Shakespeare - his method of creation.
August 20, 2007
Santa Cruz, California
Received by FAB
I am here, William Shakespeare.
I said in my channeling of January 24, 2003, “There were many key players in my life. Some of these friends were indirectly models for the characters in my plays.”
In Chapter 44 of Mr. Ackroyd’s book, you read how my creative imagination was fertile and spontaneous, and how I drew on literary texts. This is true.
As I look back on my method of creation, I realize that it was a blending of pure poetic fantasy, absorption of literary texts, and life experience. I do not think it would have been possible for me to create the flesh-and-blood characters I did had I not observed human nature in the friends and people around me.

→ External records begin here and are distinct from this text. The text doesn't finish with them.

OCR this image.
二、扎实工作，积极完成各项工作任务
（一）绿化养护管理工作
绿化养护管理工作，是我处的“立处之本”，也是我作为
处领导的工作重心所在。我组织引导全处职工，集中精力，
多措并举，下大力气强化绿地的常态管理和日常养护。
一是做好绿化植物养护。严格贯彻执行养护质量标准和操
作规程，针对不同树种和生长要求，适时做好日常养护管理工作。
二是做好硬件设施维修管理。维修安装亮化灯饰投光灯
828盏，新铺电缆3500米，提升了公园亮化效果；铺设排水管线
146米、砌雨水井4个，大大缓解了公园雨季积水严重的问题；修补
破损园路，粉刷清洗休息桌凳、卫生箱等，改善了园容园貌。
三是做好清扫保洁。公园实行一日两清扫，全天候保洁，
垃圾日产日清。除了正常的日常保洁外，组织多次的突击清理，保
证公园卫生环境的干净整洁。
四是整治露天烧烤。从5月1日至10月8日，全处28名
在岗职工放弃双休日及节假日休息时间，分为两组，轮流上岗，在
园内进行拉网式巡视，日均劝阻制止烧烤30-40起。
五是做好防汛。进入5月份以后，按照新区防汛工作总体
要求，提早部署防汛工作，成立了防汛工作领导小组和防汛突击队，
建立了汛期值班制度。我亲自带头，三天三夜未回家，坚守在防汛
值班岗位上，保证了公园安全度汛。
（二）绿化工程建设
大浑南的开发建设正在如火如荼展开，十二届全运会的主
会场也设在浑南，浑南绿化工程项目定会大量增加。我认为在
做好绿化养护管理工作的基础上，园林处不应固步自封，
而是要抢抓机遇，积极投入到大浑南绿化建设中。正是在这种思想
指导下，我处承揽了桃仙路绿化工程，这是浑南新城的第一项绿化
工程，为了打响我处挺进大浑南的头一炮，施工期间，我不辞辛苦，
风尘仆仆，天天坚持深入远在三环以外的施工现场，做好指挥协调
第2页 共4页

The key word in that channeled sentence is “indirectly.” The characters in my plays were creations of Art, not biographical sketches, and did not correspond exactly to the personalities I observed.
You as a poet know that you can quite properly consider yourself as the source for your poems, and so it was with me and my creations. Yes, I did draw from myself. I had a universal inner life, but it was fed by what I observed around me, and by my experiences.
The people I interacted with provided that matrix, which in time fed my inner life, so that as a result, dramatic characters sprang to life because of this fusion of my own imagination, the imagination of other writers, and the life around me.
As an artist, I drew on my poetic imagination as well as borrowings from other writers, but what gave my characters that real-life substance is precisely what this channeled sentence states - as the old cliche goes, experience is the great teacher. So take heart - you did channel me correctly.